We are pleased to share our Q4 2021 Investment Market Commentary Report. The report addresses four key themes:
1) Inflation has risen across the global, initially ignited by supply chain issues and high energy costs. Central banks are addressing this with monetary policy, through increasing interest rates and tapering / ending quantitative easing (QE). QE has been employed by central banks almost continuously since the financial crisis, increasing the money supply in the economy through the purchase of sovereign and corporate bonds. Buying trillions of pounds worth of bonds has lowered yields. The impact of this forces investors to search for yield in other more risky asset classes. Consequently, equities and alternatives have benefited. Now this pattern is potentially coming to an end, investors may reassess their risk and return ratio and move back to more safer assets as yields start to return. We discuss this in the American section as the American equity markets are some of the most expensive in the world. As financial markets revert to the mean, the American market is in a precarious position.
2) Our second theme leads on from the first. The UK equity market has underperformed its international peers since 2016. So much so, it now offers a convincing value proposition that is hard to ignore. We have the highest dividend yield and one of the lowest price to earnings ratios. Investors are beginning to act on this, evidenced by the mountain of PE activity over the year. If a rebalancing of portfolios happens (as we discuss in point 1) the UK stands in good place for investors wanting to move away from more expensive markets and take advantage of the relative value the UK has to offer.

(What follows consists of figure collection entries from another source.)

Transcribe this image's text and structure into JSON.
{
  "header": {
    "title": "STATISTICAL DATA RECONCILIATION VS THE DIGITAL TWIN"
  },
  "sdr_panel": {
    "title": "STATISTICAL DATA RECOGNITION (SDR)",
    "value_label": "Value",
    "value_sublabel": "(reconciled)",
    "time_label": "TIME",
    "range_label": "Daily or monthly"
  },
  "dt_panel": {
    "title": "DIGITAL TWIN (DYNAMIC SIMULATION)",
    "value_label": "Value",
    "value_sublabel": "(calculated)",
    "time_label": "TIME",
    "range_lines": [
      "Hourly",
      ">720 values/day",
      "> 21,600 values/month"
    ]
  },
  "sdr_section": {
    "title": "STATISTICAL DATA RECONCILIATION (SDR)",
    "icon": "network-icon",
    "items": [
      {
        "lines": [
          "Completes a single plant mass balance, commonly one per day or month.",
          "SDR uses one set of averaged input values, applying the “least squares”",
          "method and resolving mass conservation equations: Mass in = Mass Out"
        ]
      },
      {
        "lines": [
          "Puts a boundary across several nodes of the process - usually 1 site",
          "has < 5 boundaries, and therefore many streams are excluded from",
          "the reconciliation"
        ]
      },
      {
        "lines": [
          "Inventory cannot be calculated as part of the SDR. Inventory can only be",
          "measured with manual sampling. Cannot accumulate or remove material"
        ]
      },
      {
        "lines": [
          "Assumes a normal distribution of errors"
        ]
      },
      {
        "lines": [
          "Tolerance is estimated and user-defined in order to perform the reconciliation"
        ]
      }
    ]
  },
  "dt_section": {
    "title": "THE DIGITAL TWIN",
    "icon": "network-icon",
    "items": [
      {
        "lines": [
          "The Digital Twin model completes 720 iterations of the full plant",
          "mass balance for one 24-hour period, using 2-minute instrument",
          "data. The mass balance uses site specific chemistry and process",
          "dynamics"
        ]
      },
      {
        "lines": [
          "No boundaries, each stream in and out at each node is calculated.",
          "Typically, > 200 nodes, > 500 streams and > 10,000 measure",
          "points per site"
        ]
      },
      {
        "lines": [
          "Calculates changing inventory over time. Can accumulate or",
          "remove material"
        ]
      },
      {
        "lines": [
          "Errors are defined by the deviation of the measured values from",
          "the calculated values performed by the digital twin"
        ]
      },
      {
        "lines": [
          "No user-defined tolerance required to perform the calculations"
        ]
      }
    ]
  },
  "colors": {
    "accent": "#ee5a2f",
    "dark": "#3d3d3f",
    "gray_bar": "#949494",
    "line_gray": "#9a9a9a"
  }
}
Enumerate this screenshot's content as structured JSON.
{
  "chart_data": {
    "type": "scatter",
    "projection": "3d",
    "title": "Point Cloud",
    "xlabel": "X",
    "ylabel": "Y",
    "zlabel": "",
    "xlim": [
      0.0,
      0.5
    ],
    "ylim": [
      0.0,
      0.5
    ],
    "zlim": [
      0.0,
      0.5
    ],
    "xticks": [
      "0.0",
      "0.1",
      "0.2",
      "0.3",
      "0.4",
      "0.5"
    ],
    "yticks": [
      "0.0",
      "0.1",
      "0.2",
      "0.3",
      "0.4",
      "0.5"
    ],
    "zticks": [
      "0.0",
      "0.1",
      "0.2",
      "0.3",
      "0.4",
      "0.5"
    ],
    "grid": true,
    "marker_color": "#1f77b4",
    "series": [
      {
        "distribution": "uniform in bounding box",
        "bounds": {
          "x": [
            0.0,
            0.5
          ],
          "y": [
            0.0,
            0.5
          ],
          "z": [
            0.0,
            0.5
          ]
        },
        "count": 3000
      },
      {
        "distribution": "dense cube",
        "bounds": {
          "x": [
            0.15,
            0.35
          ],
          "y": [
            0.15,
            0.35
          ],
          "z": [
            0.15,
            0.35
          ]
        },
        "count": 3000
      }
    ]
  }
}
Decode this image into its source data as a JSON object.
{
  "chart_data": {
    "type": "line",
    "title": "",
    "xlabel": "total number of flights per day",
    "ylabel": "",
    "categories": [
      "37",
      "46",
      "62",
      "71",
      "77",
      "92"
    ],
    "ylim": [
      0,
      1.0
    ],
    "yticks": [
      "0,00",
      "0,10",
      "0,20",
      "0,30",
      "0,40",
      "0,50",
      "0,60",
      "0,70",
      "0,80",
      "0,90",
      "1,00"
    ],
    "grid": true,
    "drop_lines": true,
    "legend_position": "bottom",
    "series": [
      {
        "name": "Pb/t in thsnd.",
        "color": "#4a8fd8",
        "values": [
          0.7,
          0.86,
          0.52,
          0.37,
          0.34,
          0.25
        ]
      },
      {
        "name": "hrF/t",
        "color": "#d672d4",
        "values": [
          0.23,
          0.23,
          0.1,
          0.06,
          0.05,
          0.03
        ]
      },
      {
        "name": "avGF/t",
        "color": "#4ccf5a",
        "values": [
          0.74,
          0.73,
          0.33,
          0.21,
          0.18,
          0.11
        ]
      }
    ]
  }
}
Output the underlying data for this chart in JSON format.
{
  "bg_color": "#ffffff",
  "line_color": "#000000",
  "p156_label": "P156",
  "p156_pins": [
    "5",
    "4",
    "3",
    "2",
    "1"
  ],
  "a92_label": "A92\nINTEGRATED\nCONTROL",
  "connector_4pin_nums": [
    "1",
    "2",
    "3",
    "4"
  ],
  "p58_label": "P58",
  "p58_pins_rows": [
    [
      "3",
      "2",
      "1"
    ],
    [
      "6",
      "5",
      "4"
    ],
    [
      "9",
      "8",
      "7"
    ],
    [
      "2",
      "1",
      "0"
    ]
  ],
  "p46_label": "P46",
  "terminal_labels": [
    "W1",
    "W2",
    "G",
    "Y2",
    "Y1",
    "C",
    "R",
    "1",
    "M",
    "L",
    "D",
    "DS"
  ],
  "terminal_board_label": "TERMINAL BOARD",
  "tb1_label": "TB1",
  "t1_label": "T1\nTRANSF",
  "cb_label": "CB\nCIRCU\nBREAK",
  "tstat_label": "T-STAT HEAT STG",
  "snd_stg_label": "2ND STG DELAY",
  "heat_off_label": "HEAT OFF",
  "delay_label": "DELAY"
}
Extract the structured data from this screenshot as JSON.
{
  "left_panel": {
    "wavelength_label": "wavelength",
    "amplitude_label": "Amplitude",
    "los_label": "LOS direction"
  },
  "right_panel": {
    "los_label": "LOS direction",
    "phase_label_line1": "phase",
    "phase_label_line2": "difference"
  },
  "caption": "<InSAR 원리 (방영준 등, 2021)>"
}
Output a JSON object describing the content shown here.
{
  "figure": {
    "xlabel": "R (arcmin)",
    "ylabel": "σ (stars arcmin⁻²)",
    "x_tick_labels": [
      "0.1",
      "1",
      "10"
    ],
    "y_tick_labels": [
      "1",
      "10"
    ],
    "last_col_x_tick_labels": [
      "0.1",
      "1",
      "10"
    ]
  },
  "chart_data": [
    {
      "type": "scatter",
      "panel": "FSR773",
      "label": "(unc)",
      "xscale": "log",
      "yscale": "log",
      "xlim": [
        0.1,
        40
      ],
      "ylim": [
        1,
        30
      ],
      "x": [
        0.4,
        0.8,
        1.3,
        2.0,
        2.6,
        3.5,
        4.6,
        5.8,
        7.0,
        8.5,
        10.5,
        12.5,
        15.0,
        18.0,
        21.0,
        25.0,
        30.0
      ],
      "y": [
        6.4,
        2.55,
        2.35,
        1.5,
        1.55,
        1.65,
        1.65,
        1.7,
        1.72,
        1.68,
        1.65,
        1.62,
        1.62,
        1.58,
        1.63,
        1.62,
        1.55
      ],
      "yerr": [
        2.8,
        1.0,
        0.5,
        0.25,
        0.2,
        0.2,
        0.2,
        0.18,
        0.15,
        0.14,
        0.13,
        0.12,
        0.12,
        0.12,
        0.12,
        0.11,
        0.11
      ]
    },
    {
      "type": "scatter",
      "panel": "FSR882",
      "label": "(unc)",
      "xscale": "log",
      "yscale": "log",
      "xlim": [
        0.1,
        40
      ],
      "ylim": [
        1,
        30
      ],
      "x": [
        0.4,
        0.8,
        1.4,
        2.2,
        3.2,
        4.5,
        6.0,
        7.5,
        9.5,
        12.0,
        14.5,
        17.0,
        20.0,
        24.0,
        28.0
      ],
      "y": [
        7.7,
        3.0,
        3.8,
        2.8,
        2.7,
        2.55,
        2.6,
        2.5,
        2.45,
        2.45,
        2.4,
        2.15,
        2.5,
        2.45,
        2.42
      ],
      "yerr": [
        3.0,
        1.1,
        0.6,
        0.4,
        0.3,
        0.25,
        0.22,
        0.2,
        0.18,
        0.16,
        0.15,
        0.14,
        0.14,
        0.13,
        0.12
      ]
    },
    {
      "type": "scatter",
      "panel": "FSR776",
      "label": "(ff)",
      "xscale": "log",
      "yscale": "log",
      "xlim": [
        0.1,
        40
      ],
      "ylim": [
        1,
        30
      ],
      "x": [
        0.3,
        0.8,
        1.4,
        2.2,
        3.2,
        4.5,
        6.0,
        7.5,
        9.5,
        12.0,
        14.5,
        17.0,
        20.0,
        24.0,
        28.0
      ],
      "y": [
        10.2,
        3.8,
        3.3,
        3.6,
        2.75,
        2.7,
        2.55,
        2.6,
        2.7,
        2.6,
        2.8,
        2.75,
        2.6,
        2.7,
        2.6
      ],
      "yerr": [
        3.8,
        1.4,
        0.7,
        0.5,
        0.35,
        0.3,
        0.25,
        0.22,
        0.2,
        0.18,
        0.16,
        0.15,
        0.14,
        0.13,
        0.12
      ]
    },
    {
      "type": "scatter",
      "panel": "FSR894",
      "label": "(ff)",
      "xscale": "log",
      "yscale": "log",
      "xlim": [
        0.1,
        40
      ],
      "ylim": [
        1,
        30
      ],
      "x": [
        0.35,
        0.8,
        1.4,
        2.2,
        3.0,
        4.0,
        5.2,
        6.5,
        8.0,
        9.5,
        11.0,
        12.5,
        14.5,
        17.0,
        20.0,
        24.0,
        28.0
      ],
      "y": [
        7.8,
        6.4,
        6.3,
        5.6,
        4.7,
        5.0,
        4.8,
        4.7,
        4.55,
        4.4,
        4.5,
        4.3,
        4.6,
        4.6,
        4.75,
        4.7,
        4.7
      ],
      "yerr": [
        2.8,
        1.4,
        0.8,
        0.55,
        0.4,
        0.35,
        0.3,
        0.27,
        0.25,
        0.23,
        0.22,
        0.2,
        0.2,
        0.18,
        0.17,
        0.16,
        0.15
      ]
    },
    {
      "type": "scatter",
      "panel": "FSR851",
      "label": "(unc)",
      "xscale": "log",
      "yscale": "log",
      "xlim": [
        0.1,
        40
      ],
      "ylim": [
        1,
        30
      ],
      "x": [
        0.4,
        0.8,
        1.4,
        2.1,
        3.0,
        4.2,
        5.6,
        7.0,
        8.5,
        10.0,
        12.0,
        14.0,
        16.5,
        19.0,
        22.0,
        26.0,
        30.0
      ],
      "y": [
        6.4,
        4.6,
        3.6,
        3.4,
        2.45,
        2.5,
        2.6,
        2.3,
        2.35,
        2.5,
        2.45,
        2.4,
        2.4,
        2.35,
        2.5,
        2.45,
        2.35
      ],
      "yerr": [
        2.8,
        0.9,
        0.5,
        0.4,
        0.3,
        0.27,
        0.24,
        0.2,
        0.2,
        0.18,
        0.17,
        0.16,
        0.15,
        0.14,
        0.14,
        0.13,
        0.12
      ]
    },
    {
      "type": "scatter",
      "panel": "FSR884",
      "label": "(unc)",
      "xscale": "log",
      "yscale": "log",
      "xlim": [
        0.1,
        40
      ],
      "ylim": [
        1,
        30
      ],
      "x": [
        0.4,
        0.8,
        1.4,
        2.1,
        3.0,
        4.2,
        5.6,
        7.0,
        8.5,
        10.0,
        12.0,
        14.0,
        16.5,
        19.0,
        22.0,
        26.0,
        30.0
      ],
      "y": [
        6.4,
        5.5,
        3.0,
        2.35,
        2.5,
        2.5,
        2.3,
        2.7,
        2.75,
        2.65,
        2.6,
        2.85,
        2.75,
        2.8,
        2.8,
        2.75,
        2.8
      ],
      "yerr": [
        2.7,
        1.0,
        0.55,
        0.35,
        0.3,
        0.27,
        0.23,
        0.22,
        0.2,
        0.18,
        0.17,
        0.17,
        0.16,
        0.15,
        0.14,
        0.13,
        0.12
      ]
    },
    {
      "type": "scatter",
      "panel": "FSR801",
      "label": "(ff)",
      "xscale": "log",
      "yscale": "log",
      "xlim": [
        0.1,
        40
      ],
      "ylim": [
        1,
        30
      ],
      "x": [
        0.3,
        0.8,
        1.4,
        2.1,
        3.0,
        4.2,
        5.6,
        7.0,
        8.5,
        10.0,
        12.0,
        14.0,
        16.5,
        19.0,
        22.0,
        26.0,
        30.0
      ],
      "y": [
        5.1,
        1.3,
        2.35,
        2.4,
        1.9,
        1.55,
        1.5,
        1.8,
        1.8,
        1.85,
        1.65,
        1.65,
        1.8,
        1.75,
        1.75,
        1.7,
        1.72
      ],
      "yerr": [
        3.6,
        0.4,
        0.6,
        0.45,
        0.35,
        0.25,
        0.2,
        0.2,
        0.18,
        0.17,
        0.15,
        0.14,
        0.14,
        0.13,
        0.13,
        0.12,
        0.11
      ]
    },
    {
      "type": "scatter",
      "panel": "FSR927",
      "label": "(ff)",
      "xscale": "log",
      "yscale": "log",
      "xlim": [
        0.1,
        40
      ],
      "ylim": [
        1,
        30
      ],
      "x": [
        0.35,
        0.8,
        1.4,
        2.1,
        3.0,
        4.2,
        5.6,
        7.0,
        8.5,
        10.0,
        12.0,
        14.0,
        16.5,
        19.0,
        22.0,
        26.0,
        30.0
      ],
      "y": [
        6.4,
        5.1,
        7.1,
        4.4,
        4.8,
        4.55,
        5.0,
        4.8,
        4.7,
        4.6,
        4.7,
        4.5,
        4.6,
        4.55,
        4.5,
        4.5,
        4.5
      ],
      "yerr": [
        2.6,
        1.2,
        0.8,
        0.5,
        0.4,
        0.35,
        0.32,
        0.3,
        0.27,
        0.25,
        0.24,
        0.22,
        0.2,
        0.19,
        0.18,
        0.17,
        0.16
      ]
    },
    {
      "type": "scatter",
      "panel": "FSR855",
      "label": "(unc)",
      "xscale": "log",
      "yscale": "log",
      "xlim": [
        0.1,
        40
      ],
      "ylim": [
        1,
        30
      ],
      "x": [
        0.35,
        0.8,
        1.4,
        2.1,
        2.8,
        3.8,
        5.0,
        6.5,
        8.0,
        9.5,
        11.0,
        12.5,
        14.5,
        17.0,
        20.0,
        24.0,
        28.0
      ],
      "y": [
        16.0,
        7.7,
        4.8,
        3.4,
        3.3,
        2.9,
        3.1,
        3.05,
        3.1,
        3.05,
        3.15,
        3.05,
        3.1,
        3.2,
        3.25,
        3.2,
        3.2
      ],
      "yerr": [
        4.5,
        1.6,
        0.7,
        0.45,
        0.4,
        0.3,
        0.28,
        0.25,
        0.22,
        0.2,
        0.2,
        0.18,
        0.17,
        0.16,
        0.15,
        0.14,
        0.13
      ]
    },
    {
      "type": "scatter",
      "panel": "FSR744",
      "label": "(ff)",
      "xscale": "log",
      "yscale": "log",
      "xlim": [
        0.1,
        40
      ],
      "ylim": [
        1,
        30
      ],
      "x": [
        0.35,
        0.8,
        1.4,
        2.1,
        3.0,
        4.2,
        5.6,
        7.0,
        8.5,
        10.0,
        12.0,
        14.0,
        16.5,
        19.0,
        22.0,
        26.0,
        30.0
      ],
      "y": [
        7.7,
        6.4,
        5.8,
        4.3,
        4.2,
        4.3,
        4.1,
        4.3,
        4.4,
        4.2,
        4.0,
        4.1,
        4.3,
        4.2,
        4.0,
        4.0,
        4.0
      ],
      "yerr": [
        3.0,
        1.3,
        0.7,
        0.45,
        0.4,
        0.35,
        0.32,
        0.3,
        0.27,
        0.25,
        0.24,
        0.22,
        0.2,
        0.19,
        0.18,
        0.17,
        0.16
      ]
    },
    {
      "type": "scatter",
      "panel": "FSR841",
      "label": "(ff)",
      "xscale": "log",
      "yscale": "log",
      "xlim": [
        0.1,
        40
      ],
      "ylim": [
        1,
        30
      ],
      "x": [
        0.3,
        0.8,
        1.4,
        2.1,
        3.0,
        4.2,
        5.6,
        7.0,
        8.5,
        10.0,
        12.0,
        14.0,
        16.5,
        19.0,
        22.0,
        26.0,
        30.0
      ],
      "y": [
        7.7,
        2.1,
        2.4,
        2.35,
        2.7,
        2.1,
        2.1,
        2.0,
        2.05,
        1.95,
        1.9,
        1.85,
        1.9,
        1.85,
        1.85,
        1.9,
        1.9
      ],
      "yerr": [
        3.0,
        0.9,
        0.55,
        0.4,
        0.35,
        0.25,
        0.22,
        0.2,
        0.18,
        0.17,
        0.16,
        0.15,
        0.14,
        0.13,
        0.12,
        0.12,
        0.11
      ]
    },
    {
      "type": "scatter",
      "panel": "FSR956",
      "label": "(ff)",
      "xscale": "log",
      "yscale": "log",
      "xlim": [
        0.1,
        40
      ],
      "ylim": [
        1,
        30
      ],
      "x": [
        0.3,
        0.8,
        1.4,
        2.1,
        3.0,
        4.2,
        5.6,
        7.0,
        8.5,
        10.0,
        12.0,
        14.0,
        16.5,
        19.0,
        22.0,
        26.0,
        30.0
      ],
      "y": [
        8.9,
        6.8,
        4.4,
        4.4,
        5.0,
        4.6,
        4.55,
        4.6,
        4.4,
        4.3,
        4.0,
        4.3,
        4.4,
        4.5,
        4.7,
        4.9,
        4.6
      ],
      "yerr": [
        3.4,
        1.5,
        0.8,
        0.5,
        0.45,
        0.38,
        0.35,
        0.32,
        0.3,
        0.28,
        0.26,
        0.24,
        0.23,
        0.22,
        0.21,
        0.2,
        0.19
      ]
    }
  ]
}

3) Throughout the property sections we address the old adage that real estate is an inflation hedge, seeking to judge whether it is truly accurate. Looking at rental yields against CPI it is clear there is no statistical significance between the two. Inflation is not particularly bad for real estate, but returns are driven by supply and demand factors. A passive allocation to real estate will not mitigate the effects of inflation. An active approach to both management and investment is required to continue to prosper in an inflationary environment.
4) ESG continues to gain prominence and its impact on investment decision making will only grow. We highlight two arears where ESG is likely to impact returns in the coming quarters. The first is Offices where the supply of Grade A compliant space is woefully short of the increasing demand. While Grade A rents will be pushed up, a widening yield of Grade B space has already begun. If investors do not address the short comings in their Grade B office space, the risk of a two-tiered market may emerge leaving some assets stranded. In the logistics market, rental yields are underpinned by occupier demand predominately in e-commerce. While we do not foresee the trend for online shopping reducing any time soon, the methods in which goods are delivered will need to be addressed. Current logistics yields leave little room to manoeuvre when the market wakes up and addresses the ESG shortcomings of the current model.